On 04/12/2023 13:05, Stephan Bergmann wrote:
On 12/4/23 12:10, Michael Stahl wrote:
On 03/12/2023 12:59, Stephan Bergmann wrote:
For better or worse, the payload of LO "internal" file URLs is always
considered to be a UTF-8 encoding of the actual system pathname. It
is *not* a byte-for-byte representation of the bytes that make up the
Unix system pathname.
What thus happens here is that the file UCP's TaskManager::getv ->
osl::DirectoryItem::get -> osl_getDirectoryItem ->
osl::detail::convertUrlToPathname -> getSystemPathFromFileUrl ->
decodeFromUtf8 -> convert -> UnicodeToTextConverter_Impl::convert ->
rtl_convertUnicodeToText tries to translate the Unicode chars of
"hybrid_writer_абв_αβγ.pdf" to osl_getThreadTextEncoding() ==
RTL_TEXTENCODING_ASCII_US, but which doesn't work because ASCII has
no representation of the Cyrillic and Greek letters.

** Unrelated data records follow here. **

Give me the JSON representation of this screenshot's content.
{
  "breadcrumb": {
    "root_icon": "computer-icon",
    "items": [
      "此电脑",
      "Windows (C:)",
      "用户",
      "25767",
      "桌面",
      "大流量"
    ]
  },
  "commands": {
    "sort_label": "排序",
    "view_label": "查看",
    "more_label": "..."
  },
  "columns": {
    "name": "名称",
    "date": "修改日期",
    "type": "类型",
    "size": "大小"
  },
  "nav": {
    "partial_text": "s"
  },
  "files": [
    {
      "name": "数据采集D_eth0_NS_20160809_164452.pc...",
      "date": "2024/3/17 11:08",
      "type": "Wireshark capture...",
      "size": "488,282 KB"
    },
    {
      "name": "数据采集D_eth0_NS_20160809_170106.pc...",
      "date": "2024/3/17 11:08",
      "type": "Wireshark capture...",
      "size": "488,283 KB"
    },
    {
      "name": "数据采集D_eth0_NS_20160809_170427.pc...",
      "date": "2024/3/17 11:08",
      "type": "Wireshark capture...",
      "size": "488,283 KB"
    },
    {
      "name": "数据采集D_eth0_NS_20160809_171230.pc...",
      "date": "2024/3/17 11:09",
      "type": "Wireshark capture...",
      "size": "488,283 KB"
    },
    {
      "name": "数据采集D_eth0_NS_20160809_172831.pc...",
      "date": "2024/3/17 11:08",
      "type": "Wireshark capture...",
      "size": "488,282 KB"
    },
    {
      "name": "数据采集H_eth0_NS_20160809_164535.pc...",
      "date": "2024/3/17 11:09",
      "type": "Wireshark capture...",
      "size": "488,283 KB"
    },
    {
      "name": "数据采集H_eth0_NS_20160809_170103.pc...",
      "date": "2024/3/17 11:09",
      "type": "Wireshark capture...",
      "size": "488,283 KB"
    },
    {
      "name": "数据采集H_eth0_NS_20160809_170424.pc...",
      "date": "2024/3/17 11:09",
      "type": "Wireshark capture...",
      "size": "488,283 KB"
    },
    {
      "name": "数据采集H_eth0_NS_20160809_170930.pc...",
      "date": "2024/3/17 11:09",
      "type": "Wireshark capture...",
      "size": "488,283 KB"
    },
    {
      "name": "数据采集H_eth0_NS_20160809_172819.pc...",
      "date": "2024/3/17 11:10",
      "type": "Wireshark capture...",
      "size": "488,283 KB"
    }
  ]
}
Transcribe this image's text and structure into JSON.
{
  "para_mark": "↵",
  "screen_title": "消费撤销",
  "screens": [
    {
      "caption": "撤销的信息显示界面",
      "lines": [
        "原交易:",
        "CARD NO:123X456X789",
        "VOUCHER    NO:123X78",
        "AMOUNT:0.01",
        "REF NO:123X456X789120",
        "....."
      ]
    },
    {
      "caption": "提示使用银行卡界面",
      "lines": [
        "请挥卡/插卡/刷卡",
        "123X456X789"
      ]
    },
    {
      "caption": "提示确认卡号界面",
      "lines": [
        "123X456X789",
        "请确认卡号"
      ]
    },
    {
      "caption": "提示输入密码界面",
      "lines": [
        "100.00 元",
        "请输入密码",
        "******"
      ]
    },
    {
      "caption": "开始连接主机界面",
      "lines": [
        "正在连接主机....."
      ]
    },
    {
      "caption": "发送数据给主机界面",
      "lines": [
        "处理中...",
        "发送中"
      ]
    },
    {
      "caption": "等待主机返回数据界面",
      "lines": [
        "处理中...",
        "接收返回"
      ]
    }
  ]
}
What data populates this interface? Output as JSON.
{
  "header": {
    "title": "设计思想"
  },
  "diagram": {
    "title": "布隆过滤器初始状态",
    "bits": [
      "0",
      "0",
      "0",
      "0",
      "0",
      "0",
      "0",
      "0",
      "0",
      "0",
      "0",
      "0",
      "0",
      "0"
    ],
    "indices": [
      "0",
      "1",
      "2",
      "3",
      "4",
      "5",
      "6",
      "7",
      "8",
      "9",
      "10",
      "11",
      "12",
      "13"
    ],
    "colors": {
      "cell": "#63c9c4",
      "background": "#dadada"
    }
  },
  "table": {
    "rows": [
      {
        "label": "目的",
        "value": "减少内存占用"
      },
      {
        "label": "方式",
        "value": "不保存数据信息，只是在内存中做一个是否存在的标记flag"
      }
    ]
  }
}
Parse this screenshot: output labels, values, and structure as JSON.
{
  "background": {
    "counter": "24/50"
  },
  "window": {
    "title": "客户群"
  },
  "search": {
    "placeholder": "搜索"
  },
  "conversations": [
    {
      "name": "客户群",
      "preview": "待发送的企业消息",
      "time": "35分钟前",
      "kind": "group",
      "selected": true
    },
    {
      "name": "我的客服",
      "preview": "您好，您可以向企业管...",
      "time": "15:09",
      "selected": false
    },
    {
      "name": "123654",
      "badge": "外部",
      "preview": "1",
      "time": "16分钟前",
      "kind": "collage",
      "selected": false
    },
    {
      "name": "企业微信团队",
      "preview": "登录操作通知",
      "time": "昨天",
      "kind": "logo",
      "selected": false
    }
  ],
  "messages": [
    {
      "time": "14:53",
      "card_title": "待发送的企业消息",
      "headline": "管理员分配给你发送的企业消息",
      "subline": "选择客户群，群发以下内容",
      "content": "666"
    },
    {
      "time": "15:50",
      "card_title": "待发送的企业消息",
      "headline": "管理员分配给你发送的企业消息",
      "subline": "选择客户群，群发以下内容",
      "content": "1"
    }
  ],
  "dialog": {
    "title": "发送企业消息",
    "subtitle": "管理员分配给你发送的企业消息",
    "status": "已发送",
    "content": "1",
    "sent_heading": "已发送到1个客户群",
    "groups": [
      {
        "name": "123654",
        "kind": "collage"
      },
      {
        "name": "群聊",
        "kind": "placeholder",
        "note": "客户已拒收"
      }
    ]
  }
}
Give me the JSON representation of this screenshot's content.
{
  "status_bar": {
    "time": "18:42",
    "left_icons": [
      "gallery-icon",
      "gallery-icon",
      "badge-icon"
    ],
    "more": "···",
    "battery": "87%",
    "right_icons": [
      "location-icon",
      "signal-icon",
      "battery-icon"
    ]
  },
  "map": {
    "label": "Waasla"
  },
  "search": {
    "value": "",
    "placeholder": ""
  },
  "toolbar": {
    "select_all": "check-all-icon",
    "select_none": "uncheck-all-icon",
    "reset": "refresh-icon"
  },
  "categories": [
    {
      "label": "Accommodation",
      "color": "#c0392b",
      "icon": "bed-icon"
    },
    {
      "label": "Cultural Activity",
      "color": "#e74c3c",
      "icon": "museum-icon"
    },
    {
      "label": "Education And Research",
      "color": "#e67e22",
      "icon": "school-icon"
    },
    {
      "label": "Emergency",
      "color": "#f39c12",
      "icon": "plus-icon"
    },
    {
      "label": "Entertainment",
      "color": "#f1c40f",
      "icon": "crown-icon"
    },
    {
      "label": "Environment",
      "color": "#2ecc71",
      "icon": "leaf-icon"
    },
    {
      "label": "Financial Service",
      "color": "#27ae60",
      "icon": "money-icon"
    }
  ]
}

in the "C" locale, every 8-bit value is valid, but only ASCII (<128)
values are meaningful; the intent is that the application does not
interpret file-names, but uses them as-is, and replacing characters
with '?' (as apparently happens here) looks wrong to me.
probably there isn't yet a RTL_TEXTENCODING_C that behaves like this.
That's not the issue here (the issue is that "ASCII has no
representation of the Cyrillic and Greek letters"), and the existing
RTL_TEXTENCODING_UTF8 would do what you seek on that conversion step
from a Unicode file URL payload to a byte sequence pathname.
it cannot be converted to or interpreted as RTL_TEXTENCODING_UTF8 or
anything else because the meaning of non-ASCII characters in "C" locale
is unspecified.
... considering that LO uses UTF-16 strings for everything including
file paths, perhaps the best thing would be to add a check for the "C"
locale on startup, print an error and abort.